Im Jahr 2022 zeigte die Provinzregierung die Anwohner*innen wegen Besetzung an und behauptete, sie wollten mit dem Gelände Geschäfte machen. Im November 2023 unternahmen 250 Polizist*innen den ersten Räumungsversuch. Eine Anwältin der Betroffenen konnte dies mit einer einstweiligen Verfügung stoppen. Angesichts der drohenden Gewalt durch Polizei und Abrissbagger akzeptierten jedoch einige Bewohner*innen die Umsiedlung in die Ersatzbehausungen.
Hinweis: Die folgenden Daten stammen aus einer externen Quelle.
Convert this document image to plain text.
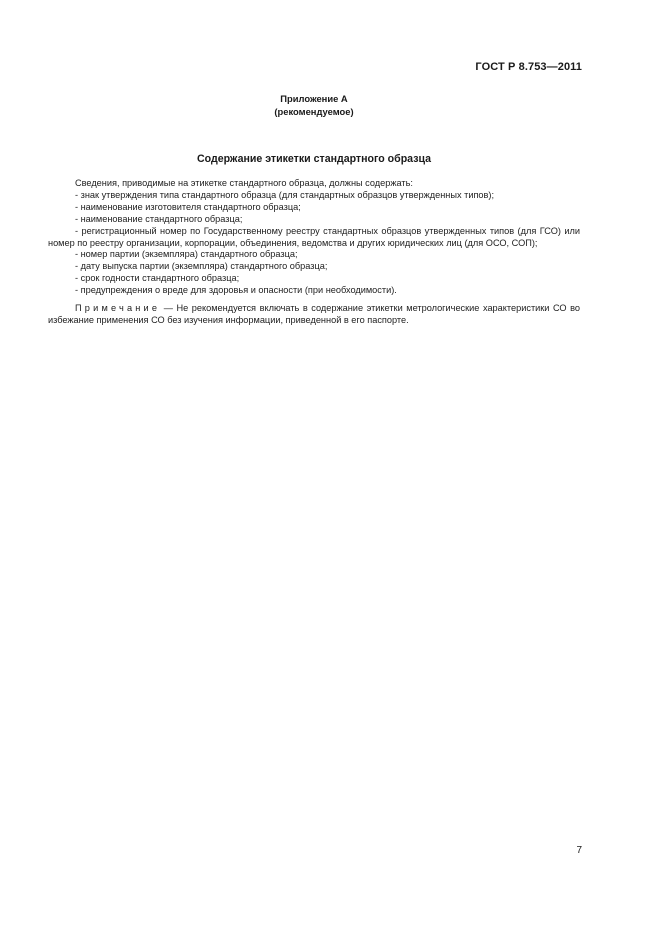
ГОСТ Р 8.753—2011
Приложение А
(рекомендуемое)
Содержание этикетки стандартного образца

Сведения, приводимые на этикетке стандартного образца, должны содержать:

- знак утверждения типа стандартного образца (для стандартных образцов утвержденных типов);

- наименование изготовителя стандартного образца;

- наименование стандартного образца;

- регистрационный номер по Государственному реестру стандартных образцов утвержденных типов (для ГСО) или номер по реестру организации, корпорации, объединения, ведомства и других юридических лиц (для ОСО, СОП);

- номер партии (экземпляра) стандартного образца;

- дату выпуска партии (экземпляра) стандартного образца;

- срок годности стандартного образца;

- предупреждения о вреде для здоровья и опасности (при необходимости).

Примечание — Не рекомендуется включать в содержание этикетки метрологические характеристики СО во избежание применения СО без изучения информации, приведенной в его паспорте.

7
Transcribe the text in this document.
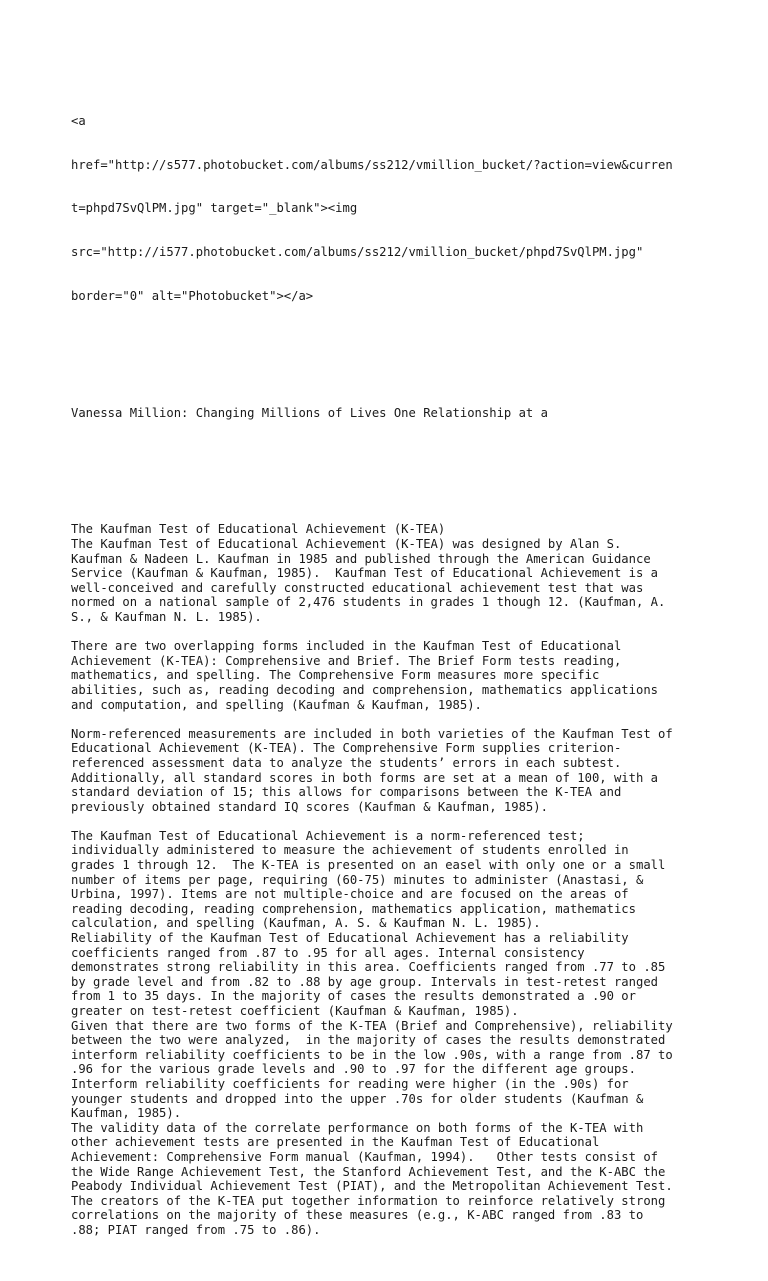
<a

href="http://s577.photobucket.com/albums/ss212/vmillion_bucket/?action=view&curren

t=phpd7SvQlPM.jpg" target="_blank"><img

src="http://i577.photobucket.com/albums/ss212/vmillion_bucket/phpd7SvQlPM.jpg"

border="0" alt="Photobucket"></a>

Vanessa Million: Changing Millions of Lives One Relationship at a

The Kaufman Test of Educational Achievement (K-TEA)

The Kaufman Test of Educational Achievement (K-TEA) was designed by Alan S.

Kaufman & Nadeen L. Kaufman in 1985 and published through the American Guidance

Service (Kaufman & Kaufman, 1985).  Kaufman Test of Educational Achievement is a

well-conceived and carefully constructed educational achievement test that was

normed on a national sample of 2,476 students in grades 1 though 12. (Kaufman, A.

S., & Kaufman N. L. 1985).

There are two overlapping forms included in the Kaufman Test of Educational

Achievement (K-TEA): Comprehensive and Brief. The Brief Form tests reading,

mathematics, and spelling. The Comprehensive Form measures more specific

abilities, such as, reading decoding and comprehension, mathematics applications

and computation, and spelling (Kaufman & Kaufman, 1985).

Norm-referenced measurements are included in both varieties of the Kaufman Test of

Educational Achievement (K-TEA). The Comprehensive Form supplies criterion-

referenced assessment data to analyze the students’ errors in each subtest.

Additionally, all standard scores in both forms are set at a mean of 100, with a

standard deviation of 15; this allows for comparisons between the K-TEA and

previously obtained standard IQ scores (Kaufman & Kaufman, 1985).

The Kaufman Test of Educational Achievement is a norm-referenced test;

individually administered to measure the achievement of students enrolled in

grades 1 through 12.  The K-TEA is presented on an easel with only one or a small

number of items per page, requiring (60-75) minutes to administer (Anastasi, &

Urbina, 1997). Items are not multiple-choice and are focused on the areas of

reading decoding, reading comprehension, mathematics application, mathematics

calculation, and spelling (Kaufman, A. S. & Kaufman N. L. 1985).

Reliability of the Kaufman Test of Educational Achievement has a reliability

coefficients ranged from .87 to .95 for all ages. Internal consistency

demonstrates strong reliability in this area. Coefficients ranged from .77 to .85

by grade level and from .82 to .88 by age group. Intervals in test-retest ranged

from 1 to 35 days. In the majority of cases the results demonstrated a .90 or

greater on test-retest coefficient (Kaufman & Kaufman, 1985).

Given that there are two forms of the K-TEA (Brief and Comprehensive), reliability

between the two were analyzed,  in the majority of cases the results demonstrated

interform reliability coefficients to be in the low .90s, with a range from .87 to

.96 for the various grade levels and .90 to .97 for the different age groups.

Interform reliability coefficients for reading were higher (in the .90s) for

younger students and dropped into the upper .70s for older students (Kaufman &

Kaufman, 1985).

The validity data of the correlate performance on both forms of the K-TEA with

other achievement tests are presented in the Kaufman Test of Educational

Achievement: Comprehensive Form manual (Kaufman, 1994).   Other tests consist of

the Wide Range Achievement Test, the Stanford Achievement Test, and the K-ABC the

Peabody Individual Achievement Test (PIAT), and the Metropolitan Achievement Test.

The creators of the K-TEA put together information to reinforce relatively strong

correlations on the majority of these measures (e.g., K-ABC ranged from .83 to

.88; PIAT ranged from .75 to .86).
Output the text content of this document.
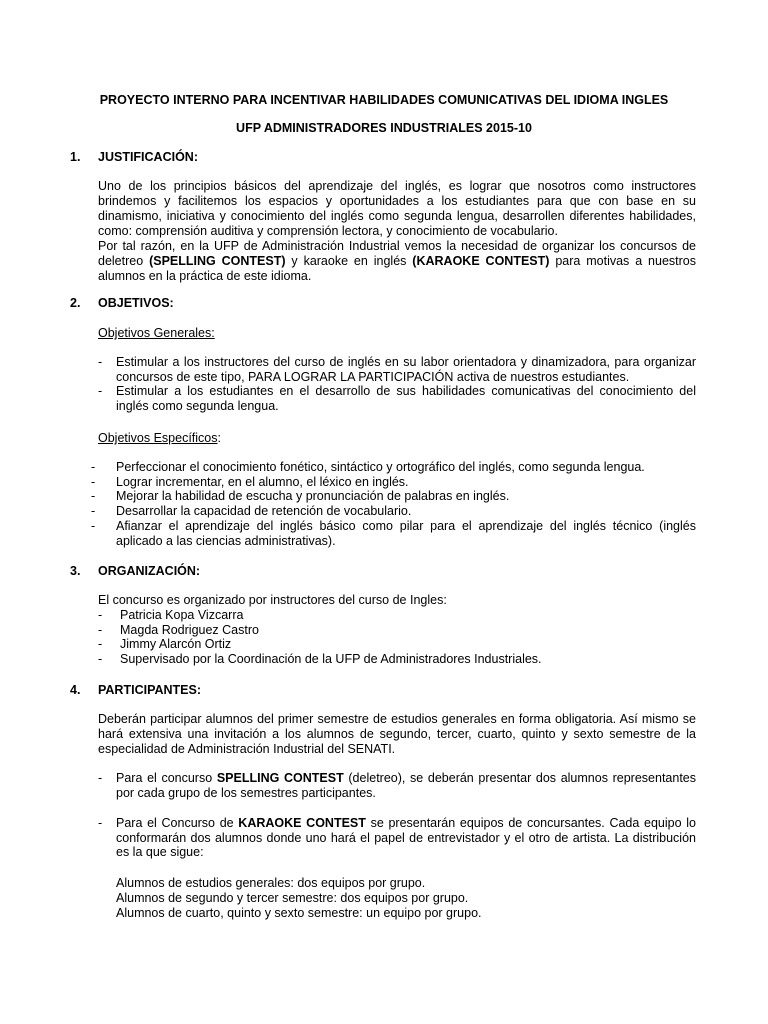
PROYECTO INTERNO PARA INCENTIVAR HABILIDADES COMUNICATIVAS DEL IDIOMA INGLES
UFP ADMINISTRADORES INDUSTRIALES 2015-10
1. JUSTIFICACIÓN:
Uno de los principios básicos del aprendizaje del inglés, es lograr que nosotros como instructores brindemos y facilitemos los espacios y oportunidades a los estudiantes para que con base en su dinamismo, iniciativa y conocimiento del inglés como segunda lengua, desarrollen diferentes habilidades, como: comprensión auditiva y comprensión lectora, y conocimiento de vocabulario.
Por tal razón, en la UFP de Administración Industrial vemos la necesidad de organizar los concursos de deletreo (SPELLING CONTEST) y karaoke en inglés (KARAOKE CONTEST) para motivas a nuestros alumnos en la práctica de este idioma.
2. OBJETIVOS:
Objetivos Generales:
- Estimular a los instructores del curso de inglés en su labor orientadora y dinamizadora, para organizar concursos de este tipo, PARA LOGRAR LA PARTICIPACIÓN activa de nuestros estudiantes.
- Estimular a los estudiantes en el desarrollo de sus habilidades comunicativas del conocimiento del inglés como segunda lengua.
Objetivos Específicos:
- Perfeccionar el conocimiento fonético, sintáctico y ortográfico del inglés, como segunda lengua.
- Lograr incrementar, en el alumno, el léxico en inglés.
- Mejorar la habilidad de escucha y pronunciación de palabras en inglés.
- Desarrollar la capacidad de retención de vocabulario.
- Afianzar el aprendizaje del inglés básico como pilar para el aprendizaje del inglés técnico (inglés aplicado a las ciencias administrativas).
3. ORGANIZACIÓN:
El concurso es organizado por instructores del curso de Ingles:
- Patricia Kopa Vizcarra
- Magda Rodriguez Castro
- Jimmy Alarcón Ortiz
- Supervisado por la Coordinación de la UFP de Administradores Industriales.
4. PARTICIPANTES:
Deberán participar alumnos del primer semestre de estudios generales en forma obligatoria. Así mismo se hará extensiva una invitación a los alumnos de segundo, tercer, cuarto, quinto y sexto semestre de la especialidad de Administración Industrial del SENATI.
- Para el concurso SPELLING CONTEST (deletreo), se deberán presentar dos alumnos representantes por cada grupo de los semestres participantes.
- Para el Concurso de KARAOKE CONTEST se presentarán equipos de concursantes. Cada equipo lo conformarán dos alumnos donde uno hará el papel de entrevistador y el otro de artista. La distribución es la que sigue:
Alumnos de estudios generales: dos equipos por grupo.
Alumnos de segundo y tercer semestre: dos equipos por grupo.
Alumnos de cuarto, quinto y sexto semestre: un equipo por grupo.
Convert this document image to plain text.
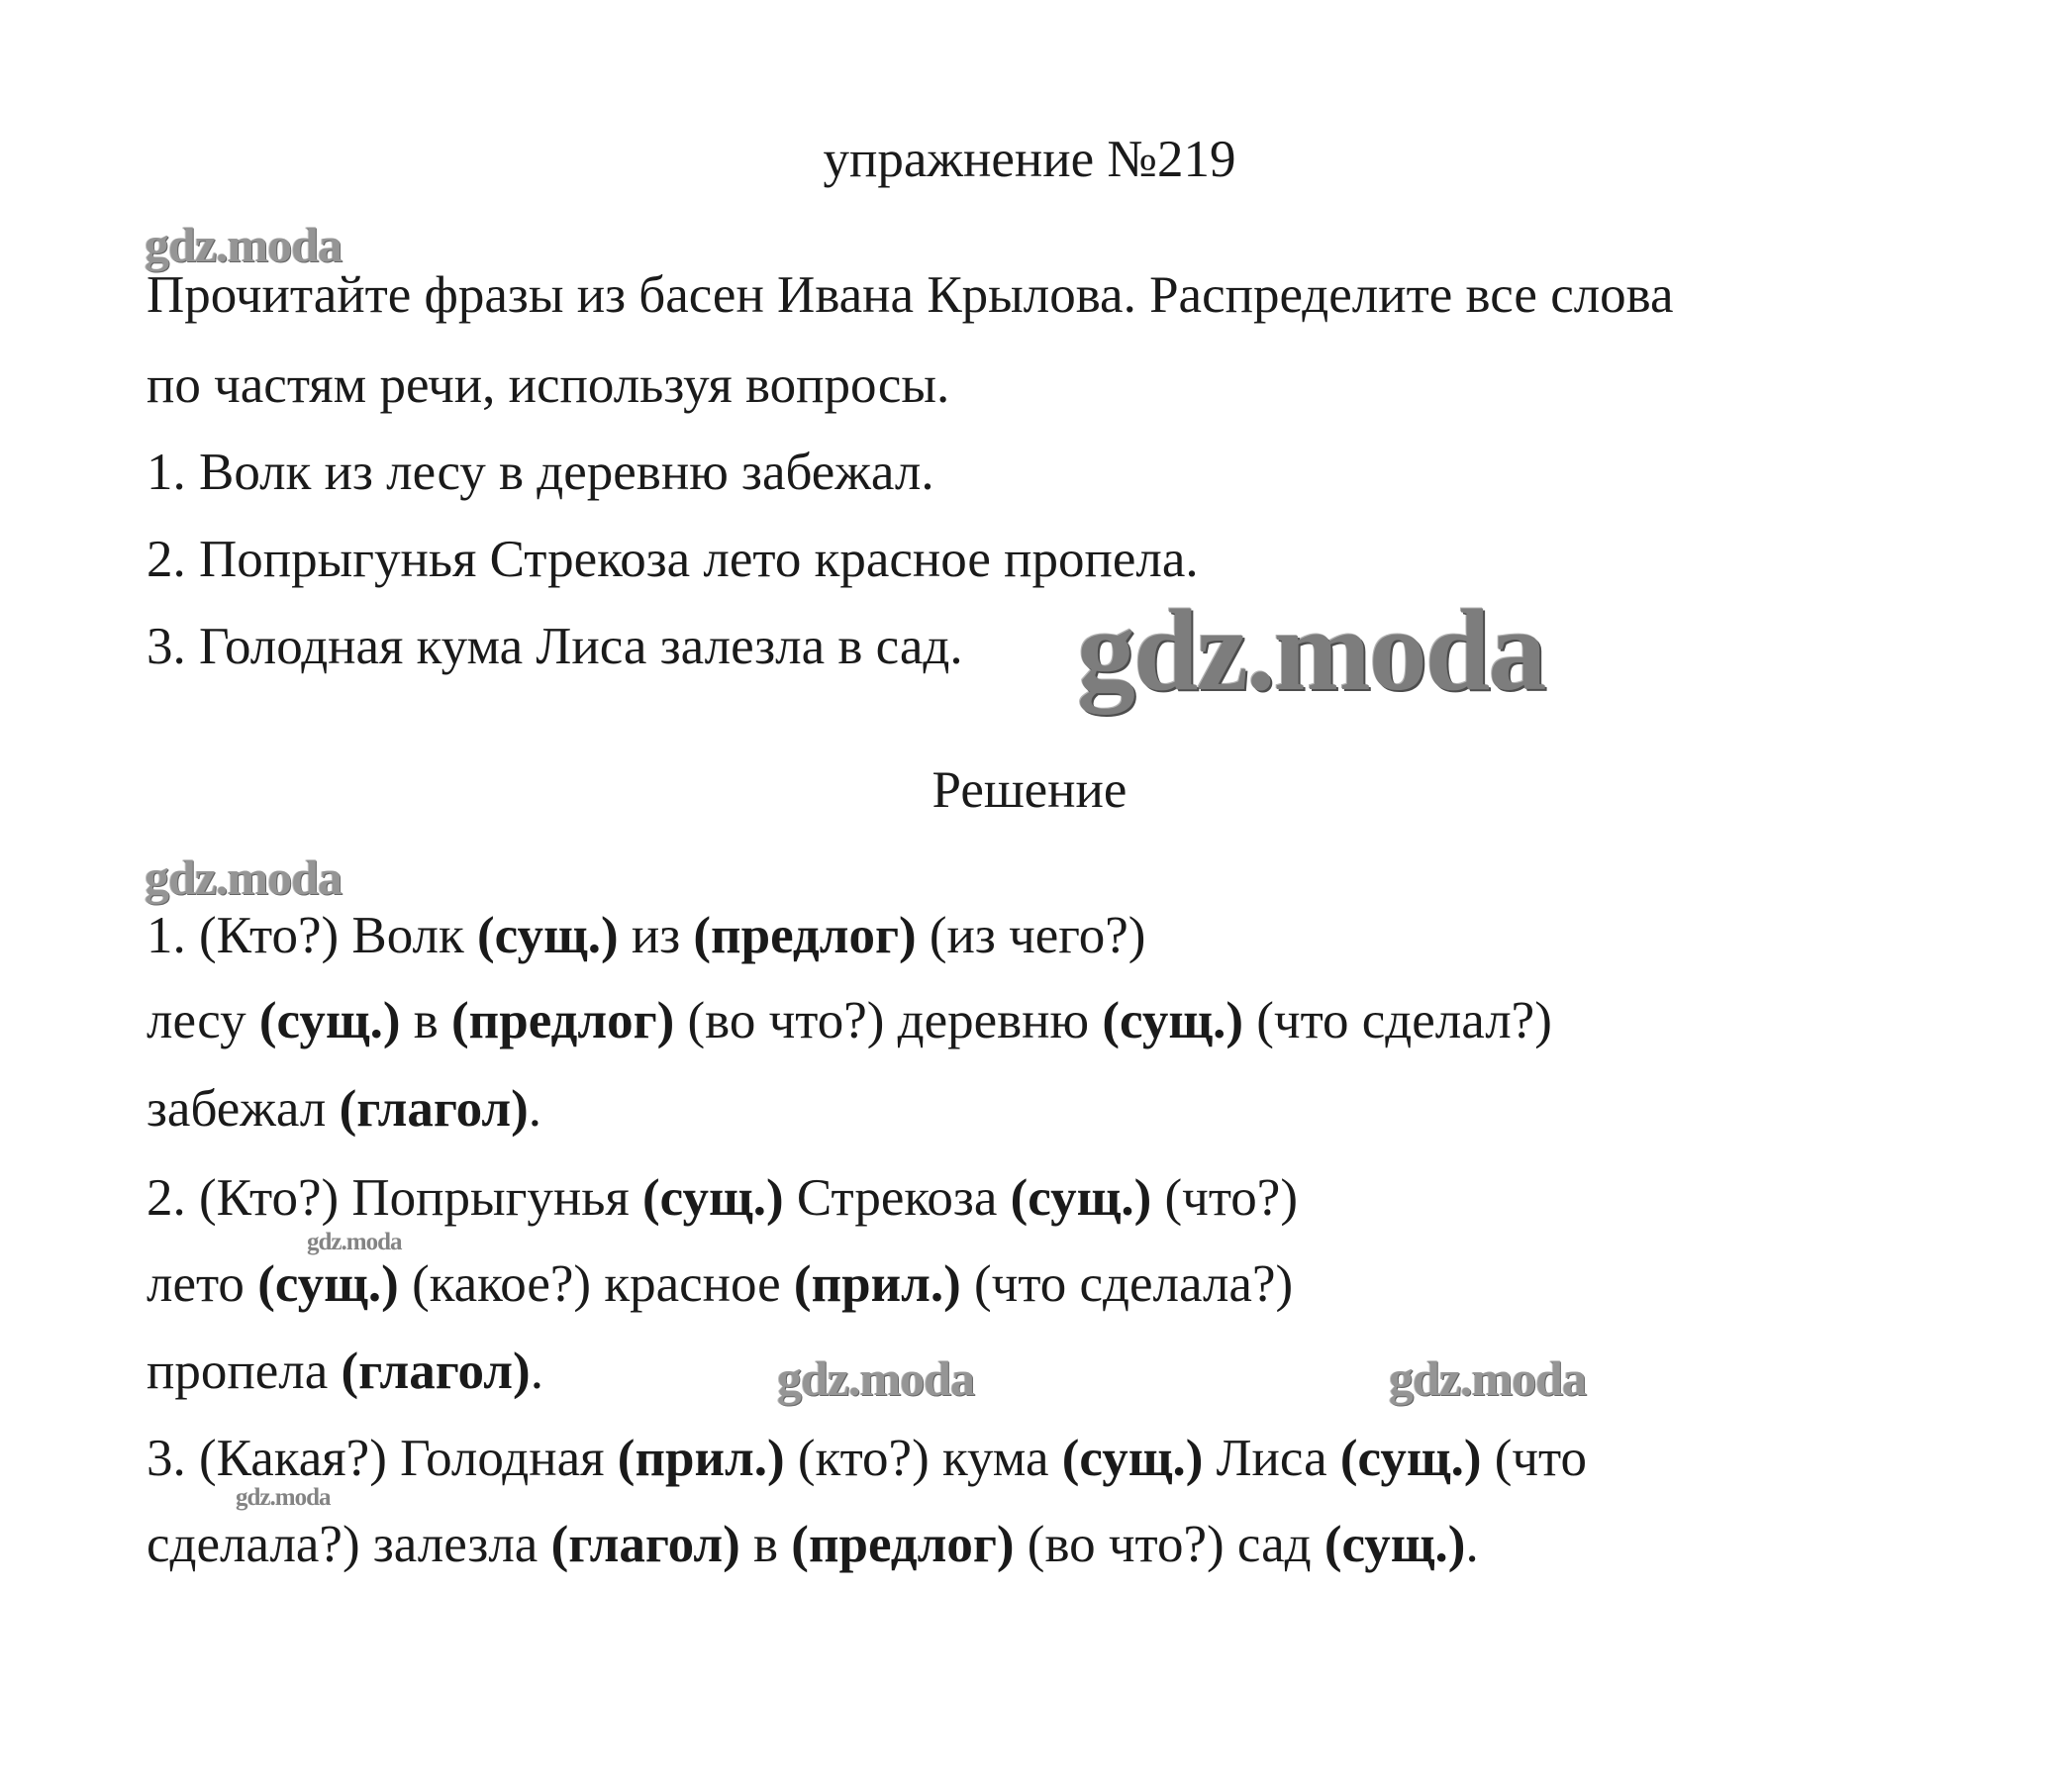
упражнение №219
gdz.moda
Прочитайте фразы из басен Ивана Крылова. Распределите все слова
по частям речи, используя вопросы.
1. Волк из лесу в деревню забежал.
2. Попрыгунья Стрекоза лето красное пропела.
3. Голодная кума Лиса залезла в сад. gdz.moda
Решение
gdz.moda
1. (Кто?) Волк (сущ.) из (предлог) (из чего?)
лесу (сущ.) в (предлог) (во что?) деревню (сущ.) (что сделал?)
забежал (глагол).
2. (Кто?) Попрыгунья (сущ.) Стрекоза (сущ.) (что?)
gdz.moda
лето (сущ.) (какое?) красное (прил.) (что сделала?)
пропела (глагол).	gdz.moda	gdz.moda
3. (Какая?) Голодная (прил.) (кто?) кума (сущ.) Лиса (сущ.) (что
gdz.moda
сделала?) залезла (глагол) в (предлог) (во что?) сад (сущ.).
Die Verbliebenen, die weiter um ihre rechtmäßigen Wohnungen kämpften, wurden im Januar 2024 gewaltsam geräumt. Tourismusminister Federico Posadas erklärte danach gegenüber der Presse, alle „Besetzer“ seien in Häusern untergebracht worden. Tatsächlich besteht das Ersatzangebot aus Behausungen von 3x3 Metern, in denen es zwar eine Toilette gibt, aber weder fließendes Wasser noch Strom. Ganze Familien sollten in diese Einraumbehausungen ziehen. Im August 2024 kam es in Tilcara zu weiteren Beeinträchtigungen für die Anwohner*innen. Für den Bahnhofsausbau wurde die Straße „Ferrocarril Argentino 1906“ gesperrt. Der Name erinnert an den damaligen Eisenbahnbau, und so lange gab es auch die Straße. Nun ist sie gesperrt, wodurch Garagen und Hauseingänge nicht mehr zugänglich sind, ein Hotel kann nicht mehr angefahren werden. Und bei medizinischen Notfällen oder einem Brand käme kein Notarzt- oder Feuerwehrauto mehr zu den Anwohner*innen durch.
Inzwischen haben einige staatliche Stellen bestätigt, dass die Zwangsgeräumten die rechtmäßigen Besitzer*innen sind, ein Bundesgericht hat sich für zuständig erklärt. Die Anwältin hofft, auf diesem Weg doch noch etwas rückgängig machen zu können.
Ein Fake-Zug und Solargeschäfte
Verärgerte Anwohner*innen der Strecke haben bei Institutionen des Verbraucherschutzes wegen irreführender Werbung Anzeige gegen das Unternehmen erstattet. Sie weisen darauf hin, dass der Tren Solar nicht wirklich ein Solarzug ist, sondern nur ein Elektrozug. Die Dächer der Züge sind nicht mit Solarmodulen ausgestattet, sondern mit sechs Lithiumbatterien pro Waggon, die an den Bahnhöfen aufgeladen werden. Da 80 Prozent der Stromversorgung der Provinz inzwischen aus Solarenergie gewonnen werden, dürfte der Ladestrom für den „Solarzug“ tatsächlich aus Solarmodulen stammen. Aber die von den Zügen benötigten Lithiumbatterien sind für viele Menschen in Jujuy ein Alarmzeichen. Im Dreiländereck Argentinien, Bolivien und Chile lagern unter Salzseen die weltweit größten Lithiumreserven. Anwohner*innen wehren sich gegen die Lithiumförderung, die ihre bisherige Ökonomie und die Umwelt aus dem Gleichgewicht bringen würde, unter anderem durch den enormen Wasserverbrauch (siehe ila 467).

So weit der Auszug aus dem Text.